Additional Public Relations Officer Hitesh Pandya handed over his resignation to Chief Minister Bhupendra Patel on Friday. This was after the official’s son Amit Pandya was summoned for questioning by the Jammu and Kashmir Police.

Hitesh Pandya said that he resigned of his own accord and no one had asked him to do so, The Indian Express reported. “I will wind up my pending work by March 31 and be relieved from the office,” he said.

The police have alleged that Patel had been impersonating an additional director for strategy and campaigns in the prime minister’s office. The authorities said that Patel got facilities normally given to officials from the prime minister’s office, including a bulletproof car, security personnel and official accommodation at a five-star hotel in Jammu and Kashmir.

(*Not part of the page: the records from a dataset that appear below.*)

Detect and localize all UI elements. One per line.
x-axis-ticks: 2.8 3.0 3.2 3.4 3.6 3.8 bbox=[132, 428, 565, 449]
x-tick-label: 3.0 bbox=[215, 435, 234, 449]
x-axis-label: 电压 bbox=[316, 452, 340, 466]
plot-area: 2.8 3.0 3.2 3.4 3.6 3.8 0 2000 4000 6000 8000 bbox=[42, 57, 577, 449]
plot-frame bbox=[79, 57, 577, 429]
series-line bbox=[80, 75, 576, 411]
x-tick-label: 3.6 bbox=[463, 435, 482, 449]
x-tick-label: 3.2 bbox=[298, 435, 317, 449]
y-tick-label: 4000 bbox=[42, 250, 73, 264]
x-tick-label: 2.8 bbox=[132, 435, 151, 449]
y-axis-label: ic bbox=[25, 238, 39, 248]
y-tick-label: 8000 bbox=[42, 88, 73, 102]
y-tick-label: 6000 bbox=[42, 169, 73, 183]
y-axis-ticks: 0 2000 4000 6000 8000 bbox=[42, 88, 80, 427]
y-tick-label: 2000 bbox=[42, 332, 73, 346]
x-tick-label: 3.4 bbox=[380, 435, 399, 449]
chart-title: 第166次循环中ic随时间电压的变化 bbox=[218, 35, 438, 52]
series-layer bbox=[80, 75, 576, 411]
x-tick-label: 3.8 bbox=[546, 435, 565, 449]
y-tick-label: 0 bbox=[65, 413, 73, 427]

Patel was booked on charges of cheating and forgery on March 2 and was arrested from a five-star hotel in Srinagar on March 3.

Amit Pandya and another man named Jay Sitapara were reportedly with the alleged conman when he was first questioned by the police on March 2.

Hitesh Pandya on Friday acknowledged that his son had visited Jammu and Kashmir earlier this month with Patel “for business purpose”. He added that he had consented to the visit.

The official, however, said that Amit Pandya is innocent and is a witness in the case against Patel.

Hitesh Pandya said that he had no knowledge about the alleged conman having any links with the Gujarat Chief Minister’s Office, according to The Indian Express. However, he said that in 2011, Patel had been associated with a private organisation that he had launched, called the Nation First Foundation.

The official said that he had started the foundation in 2011 to propagate the ideas of Prime Minister Narendra Modi, then the chief minister of Gujarat.

Hitesh Pandya said that he knew Patel as his son’s friend. “But in 2011 itself, I realised that he [Kiran] was not a person to be kept with us,” he claimed. “So, I relieved him and all the people with him [from the Nation First Foundation]...I did not find his dealings and billing proper…Then, he started his own organisation.”